Настроение не то чтобы скверное, а скорее тоскливое. Постоянно возникающая ностальгия о вчерашнем дне.

       Новый учебный начинался, как обычно, в торжественной обстановке. В небо взлетал красный флаг и звучал гимн Советского Союза. Преподаватели скучно говорили с трибуны, а мы волновались и терпели. Потом звучал первый звонок на первый урок. Сначала организованно, а после, перемешавшись, подталкивая друг друга, толпа учеников, как отара овец шумно вливалась в распахнутые двери парадного входа. Я увлечённый общим потоком под весёлое блеяние внедрялся в нутро, как мне тогда казалось, огромного корабля. Запах краски осевший в кабинетах ещё не выветрился, так было и в прошлом году, и в позапрошлом, наверное – так бывает всегда. Плавание в страну знаний начиналось весело, но вскоре все успокаивались.
       На одной из перемен мы встретились.
       – Здравствуйте, Елена Ивановна, – сказал я, смущаясь. Как тут не смутиться, когда она сама подошла!
       – Как лето провёл? – спросила она, улыбаясь? Глаза и губы блестели, и от неё пахло цветами.
        – Хорошо провёл, – ответил я металлическим голосом, скрывая волнение и радость.
       – Загорел-то как! Видимо из моря не вылезал?
       – Да, – ответил я, краснея, – а что ещё делать – лето ведь!
       Я не знал точно, краснел я или нет, так мне тогда казалось, потому что внезапно меня охватывал жар. «Жаль, что мы не встретились на пляже, тогда бы она увидела, как я плаваю», – подумал я.
        – Видела, как ты плаваешь, – сказала она и потрогала мою выгоревшую шевелюру, и рука её медленно скользнула вниз. Лицо оказалось в ладошке, правой щекой я ощущал знакомое тепло. В фойе никого не было и несколько длинных секунд мы смотрели друг другу в глаза.
       – Ты пытался догнать мячик, – сказала она и добавила, – если бы ты знал, как мне было приятно слышать, что тебя восторженно нахваливали люди, наблюдавшие за твоим заплывом. Я не знала, что можно так легко передвигаться в воде! Да, это было невероятно и красиво. В заливе была золотая рябь от солнца и ветра, и в этом золоте – ты.
       И я вспомнил, как бросился вдогонку за большим детским мячиком, после того, как не смогли это сделать двое парней. Тогда я пересёк весь пляж одним махом и не без труда догнал его далеко от берега. Взять в руки этот лёгкий как пушинка шар было невозможно: едва я касался его, как он начинал катиться по поверхности воды и, подхватываемый ветром, отбрасывался метров на двадцать, продолжая уходить в море. Я снова догонял его, а он снова ускользал. После нескольких попыток я оказался далеко в море, и мне пришлось возвращаться ни с чем.

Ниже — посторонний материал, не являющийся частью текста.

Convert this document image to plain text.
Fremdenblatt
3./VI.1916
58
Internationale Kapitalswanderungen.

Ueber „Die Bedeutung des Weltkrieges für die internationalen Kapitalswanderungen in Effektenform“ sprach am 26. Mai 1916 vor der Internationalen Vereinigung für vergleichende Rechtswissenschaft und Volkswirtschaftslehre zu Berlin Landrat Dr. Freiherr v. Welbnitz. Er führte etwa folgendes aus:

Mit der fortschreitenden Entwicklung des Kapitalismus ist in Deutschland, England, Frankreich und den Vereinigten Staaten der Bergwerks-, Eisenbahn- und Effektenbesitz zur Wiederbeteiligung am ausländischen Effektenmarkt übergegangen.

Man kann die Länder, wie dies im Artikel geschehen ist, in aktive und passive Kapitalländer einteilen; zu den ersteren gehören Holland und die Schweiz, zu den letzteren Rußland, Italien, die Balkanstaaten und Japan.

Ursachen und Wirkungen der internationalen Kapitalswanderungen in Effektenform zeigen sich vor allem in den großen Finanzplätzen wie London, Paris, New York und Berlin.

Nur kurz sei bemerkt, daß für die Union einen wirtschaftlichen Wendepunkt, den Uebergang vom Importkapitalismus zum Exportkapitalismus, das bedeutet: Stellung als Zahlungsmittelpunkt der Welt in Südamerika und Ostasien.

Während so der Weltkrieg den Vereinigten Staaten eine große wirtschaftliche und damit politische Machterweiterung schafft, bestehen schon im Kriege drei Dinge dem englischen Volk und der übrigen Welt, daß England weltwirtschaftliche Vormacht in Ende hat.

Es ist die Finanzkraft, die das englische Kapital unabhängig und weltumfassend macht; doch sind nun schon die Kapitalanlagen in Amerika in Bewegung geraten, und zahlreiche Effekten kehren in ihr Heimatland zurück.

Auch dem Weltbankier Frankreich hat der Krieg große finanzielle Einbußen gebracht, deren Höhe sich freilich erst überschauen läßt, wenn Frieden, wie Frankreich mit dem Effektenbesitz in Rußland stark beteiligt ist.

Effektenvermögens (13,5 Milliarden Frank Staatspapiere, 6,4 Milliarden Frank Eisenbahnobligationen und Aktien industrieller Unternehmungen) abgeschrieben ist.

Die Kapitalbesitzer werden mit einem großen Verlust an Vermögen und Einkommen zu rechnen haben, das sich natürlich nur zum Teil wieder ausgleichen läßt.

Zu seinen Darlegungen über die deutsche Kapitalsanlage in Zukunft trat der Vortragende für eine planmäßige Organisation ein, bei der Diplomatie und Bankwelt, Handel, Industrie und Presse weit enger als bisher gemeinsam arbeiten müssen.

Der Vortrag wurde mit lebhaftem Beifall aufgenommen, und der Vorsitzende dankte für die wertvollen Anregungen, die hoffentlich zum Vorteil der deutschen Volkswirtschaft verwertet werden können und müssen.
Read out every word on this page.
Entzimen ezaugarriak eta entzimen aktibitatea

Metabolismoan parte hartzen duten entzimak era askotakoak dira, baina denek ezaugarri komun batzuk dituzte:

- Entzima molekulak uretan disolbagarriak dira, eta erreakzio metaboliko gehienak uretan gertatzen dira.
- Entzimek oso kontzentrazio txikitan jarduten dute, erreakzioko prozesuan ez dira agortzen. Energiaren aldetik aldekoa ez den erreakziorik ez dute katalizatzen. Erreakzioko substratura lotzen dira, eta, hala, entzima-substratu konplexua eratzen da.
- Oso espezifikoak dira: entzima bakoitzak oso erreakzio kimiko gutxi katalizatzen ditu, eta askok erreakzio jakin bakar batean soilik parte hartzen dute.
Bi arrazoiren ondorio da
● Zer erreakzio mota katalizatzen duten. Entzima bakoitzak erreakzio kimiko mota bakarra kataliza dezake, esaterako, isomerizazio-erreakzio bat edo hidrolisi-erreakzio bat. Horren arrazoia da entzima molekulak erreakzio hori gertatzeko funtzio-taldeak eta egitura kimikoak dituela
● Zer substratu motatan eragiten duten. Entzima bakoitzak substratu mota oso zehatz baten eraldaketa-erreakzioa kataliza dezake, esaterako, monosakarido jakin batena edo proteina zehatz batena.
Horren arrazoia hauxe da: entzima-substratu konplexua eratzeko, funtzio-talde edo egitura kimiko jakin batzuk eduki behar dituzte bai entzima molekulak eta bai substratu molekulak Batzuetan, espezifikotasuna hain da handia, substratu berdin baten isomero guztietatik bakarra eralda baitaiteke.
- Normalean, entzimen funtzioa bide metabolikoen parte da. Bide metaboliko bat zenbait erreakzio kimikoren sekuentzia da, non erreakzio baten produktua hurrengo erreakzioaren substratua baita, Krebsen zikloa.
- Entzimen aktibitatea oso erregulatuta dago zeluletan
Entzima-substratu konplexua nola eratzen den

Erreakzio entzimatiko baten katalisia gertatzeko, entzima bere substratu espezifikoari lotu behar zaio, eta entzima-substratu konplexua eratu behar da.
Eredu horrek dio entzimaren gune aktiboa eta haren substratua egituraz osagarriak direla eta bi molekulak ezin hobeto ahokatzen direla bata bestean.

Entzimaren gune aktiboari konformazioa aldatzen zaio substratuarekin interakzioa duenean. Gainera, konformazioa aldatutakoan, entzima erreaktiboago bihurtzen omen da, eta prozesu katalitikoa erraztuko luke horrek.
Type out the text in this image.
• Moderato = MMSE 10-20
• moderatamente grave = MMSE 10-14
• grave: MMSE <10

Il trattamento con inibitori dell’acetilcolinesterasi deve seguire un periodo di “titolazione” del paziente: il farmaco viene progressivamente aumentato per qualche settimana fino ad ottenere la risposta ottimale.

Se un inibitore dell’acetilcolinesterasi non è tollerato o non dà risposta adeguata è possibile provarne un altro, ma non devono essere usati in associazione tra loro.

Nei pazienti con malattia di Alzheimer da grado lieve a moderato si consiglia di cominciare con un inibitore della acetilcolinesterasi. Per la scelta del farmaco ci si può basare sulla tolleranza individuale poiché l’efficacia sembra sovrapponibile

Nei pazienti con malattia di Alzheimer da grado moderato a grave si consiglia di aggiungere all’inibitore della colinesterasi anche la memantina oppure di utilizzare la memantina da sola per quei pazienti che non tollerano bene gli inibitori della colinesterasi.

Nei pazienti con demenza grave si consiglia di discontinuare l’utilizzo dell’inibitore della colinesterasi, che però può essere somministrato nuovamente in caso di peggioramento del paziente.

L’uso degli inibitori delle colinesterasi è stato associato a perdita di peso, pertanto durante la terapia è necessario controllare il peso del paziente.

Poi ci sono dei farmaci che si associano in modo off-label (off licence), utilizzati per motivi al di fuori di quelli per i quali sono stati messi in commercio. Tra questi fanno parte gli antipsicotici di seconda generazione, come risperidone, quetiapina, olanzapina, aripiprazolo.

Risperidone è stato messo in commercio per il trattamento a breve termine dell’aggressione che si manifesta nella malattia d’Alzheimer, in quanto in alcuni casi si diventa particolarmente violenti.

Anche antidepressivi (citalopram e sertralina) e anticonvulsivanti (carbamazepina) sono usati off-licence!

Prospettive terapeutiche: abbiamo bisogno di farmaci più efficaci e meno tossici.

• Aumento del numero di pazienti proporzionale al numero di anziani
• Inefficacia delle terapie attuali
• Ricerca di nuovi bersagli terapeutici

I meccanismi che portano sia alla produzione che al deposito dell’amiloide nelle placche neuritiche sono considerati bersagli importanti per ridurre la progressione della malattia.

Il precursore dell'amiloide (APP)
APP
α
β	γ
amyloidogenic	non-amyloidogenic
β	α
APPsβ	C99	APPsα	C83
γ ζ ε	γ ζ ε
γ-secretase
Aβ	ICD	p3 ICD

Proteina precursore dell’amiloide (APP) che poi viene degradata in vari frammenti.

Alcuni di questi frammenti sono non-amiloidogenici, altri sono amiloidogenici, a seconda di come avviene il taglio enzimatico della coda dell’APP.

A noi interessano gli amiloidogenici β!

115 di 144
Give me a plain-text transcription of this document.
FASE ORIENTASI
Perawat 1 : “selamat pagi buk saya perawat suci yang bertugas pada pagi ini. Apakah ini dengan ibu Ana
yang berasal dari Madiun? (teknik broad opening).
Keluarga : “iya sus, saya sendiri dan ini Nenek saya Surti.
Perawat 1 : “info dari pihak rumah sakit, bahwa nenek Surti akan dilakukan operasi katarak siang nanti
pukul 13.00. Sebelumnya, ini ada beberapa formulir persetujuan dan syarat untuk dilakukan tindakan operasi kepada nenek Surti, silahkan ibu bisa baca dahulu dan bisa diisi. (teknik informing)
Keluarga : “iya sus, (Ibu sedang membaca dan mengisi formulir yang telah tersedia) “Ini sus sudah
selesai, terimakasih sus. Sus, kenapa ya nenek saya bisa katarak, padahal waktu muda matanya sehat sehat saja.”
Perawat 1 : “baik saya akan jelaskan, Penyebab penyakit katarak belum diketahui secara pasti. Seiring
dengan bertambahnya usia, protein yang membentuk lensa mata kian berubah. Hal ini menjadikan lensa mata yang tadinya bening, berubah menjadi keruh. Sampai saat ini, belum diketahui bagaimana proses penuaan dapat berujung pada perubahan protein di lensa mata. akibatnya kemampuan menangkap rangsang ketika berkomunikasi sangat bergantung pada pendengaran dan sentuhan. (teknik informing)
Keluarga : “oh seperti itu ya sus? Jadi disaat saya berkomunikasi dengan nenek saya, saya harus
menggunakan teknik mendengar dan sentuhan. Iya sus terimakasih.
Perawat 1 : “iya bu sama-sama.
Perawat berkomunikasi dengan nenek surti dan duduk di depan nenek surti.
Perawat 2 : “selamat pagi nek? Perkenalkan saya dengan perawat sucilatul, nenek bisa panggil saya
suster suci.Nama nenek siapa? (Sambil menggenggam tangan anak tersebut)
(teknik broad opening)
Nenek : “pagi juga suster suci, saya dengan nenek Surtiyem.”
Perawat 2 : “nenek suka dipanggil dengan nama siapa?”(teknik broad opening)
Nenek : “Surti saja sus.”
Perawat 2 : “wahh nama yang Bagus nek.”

       – Сколько золота! – сказала она, запустив пальцы в мою причёску.
Неожиданно и неприятно прозвучал ненавистный звонок, и мы расстались. «Сколько золота», – повторил я несколько раз. Сидя на уроке, я всё ещё чувствовал её ладонь на щеке.
        Я заметил, что Елена изменилась. У неё появился живот. Вся школа знала, что Елена Ивановна беременна. Я отреагировал на это спокойно. Это же естественно – все молодые учительницы бывают беременные. Оценку произошедшему, не давал и даже не задумывался, но где-то в глубине души было неприятно. Обидно почему-то, но всё равно я её хотел видеть. Пусть даже беременная, всё равно она лучше всех.
Потом она пропала, и школьная жизнь сделалась скучной. Сбор металлолома, а после недельного перерыва и макулатуры, отвлекли. Я искал в журналах вкладыши с изображением «Мадонн», чтобы пополнить свою коллекцию. Началась зима. Крымская, затяжная, которая сама по себе – тоска, а тут ещё и Елены нет. Разве мог я спросить про неё у кого-нибудь? Впрочем, всё было понятно и так. Дети про беременность кое-что знали, особенно те, у кого были младшие братья или сёстры. Во всяком случае,  какие последствия и житейские заботы она за собой влечёт, нам были известны.